Gods & Monsters
directed by Bill Condon
(Universal, 1998)

As a director, James Whale was a monster if not a god.

His Frankenstein helped kick off the highly successful horror film cycle that kept Universal Studios afloat during the Depression, and his Bride of Frankenstein is possibly the only film sequel ever regarded as better than the original. He went on to direct what's still considered the definitive version of Show Boat and brought The Man in the Iron Mask to talking pictures for the first time.

So why did this great man die alone, unhappy and in relative obscurity less than two decades later? That's the stuff Gods & Monsters is made of.

If we're to believe Bill Condon's screenplay, which is based on Christopher Bram's novel, which is in turn based on actual events, Whale (Ian McKellen) was not in the best shape when he returned home from the hospital in 1957 after suffering a slight stroke. His mind was racing in a hundred directions at once -- to his impoverished boyhood in England, to the trenches he fought in during the Great War and to his days as one of Hollywood's most original talents.

Yet his condition didn't prevent him from playing strip interview with a university student or ogling the young man his housekeeper (Lynn Redgrave) had hired to take care of the yard work while Whale was hospitalized. Nor did it prevent that initial lust from growing into an odd kinship between Whale and yard man Clay Boone (Brendan Fraser).

It's a testy relationship at first. The two don't have much in common: One is an intellectual and artist, the other is not; one is up in years and wasting away, the other is not; one is decidedly straight, his admirer is not.

Yet the two find common ground -- familial rejection -- and Condon spares no mental anguish in getting there. That's what makes Gods & Monsters work despite its flaws.

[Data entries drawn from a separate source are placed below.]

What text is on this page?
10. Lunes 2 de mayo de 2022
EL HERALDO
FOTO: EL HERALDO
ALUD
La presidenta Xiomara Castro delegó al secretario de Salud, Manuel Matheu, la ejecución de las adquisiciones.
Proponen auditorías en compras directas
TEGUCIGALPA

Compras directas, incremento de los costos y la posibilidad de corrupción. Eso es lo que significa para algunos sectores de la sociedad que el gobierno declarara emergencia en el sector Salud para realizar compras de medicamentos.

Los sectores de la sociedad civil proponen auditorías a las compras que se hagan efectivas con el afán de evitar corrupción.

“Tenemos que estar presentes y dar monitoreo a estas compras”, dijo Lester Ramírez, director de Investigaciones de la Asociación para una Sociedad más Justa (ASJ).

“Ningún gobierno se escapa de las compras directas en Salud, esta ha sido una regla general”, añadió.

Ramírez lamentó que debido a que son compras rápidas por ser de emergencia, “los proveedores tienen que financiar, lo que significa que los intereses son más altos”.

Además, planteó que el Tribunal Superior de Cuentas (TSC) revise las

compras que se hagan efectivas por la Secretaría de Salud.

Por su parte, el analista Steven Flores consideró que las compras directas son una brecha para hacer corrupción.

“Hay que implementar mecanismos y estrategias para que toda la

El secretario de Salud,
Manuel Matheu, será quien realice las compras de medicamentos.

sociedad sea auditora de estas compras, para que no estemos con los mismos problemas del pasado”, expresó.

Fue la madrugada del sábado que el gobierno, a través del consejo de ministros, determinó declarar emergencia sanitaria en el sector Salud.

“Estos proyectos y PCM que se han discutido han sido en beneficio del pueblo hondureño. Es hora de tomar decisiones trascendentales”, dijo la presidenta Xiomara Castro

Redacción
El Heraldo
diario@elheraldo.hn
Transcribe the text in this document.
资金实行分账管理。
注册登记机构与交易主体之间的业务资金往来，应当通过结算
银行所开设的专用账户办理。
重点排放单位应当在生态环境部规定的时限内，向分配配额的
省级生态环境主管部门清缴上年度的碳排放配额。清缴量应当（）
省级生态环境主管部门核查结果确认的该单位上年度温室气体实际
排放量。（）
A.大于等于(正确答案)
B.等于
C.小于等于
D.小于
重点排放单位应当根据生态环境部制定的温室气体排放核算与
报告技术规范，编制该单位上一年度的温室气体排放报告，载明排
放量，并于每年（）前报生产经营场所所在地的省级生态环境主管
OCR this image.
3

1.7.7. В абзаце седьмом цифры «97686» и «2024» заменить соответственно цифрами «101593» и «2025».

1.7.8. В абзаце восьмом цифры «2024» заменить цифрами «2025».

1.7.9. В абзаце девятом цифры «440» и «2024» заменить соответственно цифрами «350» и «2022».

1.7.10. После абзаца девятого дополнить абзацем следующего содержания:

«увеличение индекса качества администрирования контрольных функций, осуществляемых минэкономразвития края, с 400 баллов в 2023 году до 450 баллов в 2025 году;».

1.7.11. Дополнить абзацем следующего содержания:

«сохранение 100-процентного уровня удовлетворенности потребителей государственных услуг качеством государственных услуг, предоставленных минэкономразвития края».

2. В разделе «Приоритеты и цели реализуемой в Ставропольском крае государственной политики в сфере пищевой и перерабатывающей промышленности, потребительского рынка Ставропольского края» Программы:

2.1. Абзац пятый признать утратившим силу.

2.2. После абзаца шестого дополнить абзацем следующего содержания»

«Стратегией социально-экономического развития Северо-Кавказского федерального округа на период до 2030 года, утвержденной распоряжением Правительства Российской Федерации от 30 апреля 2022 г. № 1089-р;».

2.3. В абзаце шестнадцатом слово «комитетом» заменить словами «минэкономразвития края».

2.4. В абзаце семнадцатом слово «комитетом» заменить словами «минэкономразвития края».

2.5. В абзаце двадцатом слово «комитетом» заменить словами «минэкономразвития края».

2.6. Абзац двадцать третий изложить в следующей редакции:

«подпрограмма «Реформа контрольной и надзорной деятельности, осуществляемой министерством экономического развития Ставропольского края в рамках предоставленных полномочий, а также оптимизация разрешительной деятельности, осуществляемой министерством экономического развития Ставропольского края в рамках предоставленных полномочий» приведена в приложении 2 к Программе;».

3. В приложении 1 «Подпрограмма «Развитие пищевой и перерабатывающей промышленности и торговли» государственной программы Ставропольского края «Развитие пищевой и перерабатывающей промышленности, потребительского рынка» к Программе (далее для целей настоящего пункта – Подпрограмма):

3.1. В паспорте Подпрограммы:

McKellen is brilliant as a man suffering from too much past, too little present and even less future. He's quick with the one-liner, imbuing Whale with the same sardonic wit Whale had imbued his films with 25 years earlier.

Fraser offers him the perfect antidote: unintellectual, unassuming and, with his rippling muscles and James Deanish 'do, a suitable stand-in for Whale's own Frankenstein monster. But both are outdone by Redgrave's tisk-tisking housekeeper, who spends more time worrying about Whale's soul than his dinner. It's Redgrave at her best, which is indeed a good thing.

Alas, not everything in Gods & Monsters works as well as McKellen's and Redgrave's performances -- most notably the black-and-white fantasy sequences which draw on Frankenstein iconography. They're either alienating or cutesy or both, especially when Whale dreams that Boone is giving him a new brain. Better Condon had found another way to cover this material -- one not so inclined to draw attention to technique and away from substance.

On the whole, however, Gods & Monsters stands up well, a tribute to its subject and an offbeat commentary on nobility in the 20th century. I can't help but think Whale would have approved. Most likely you will, too.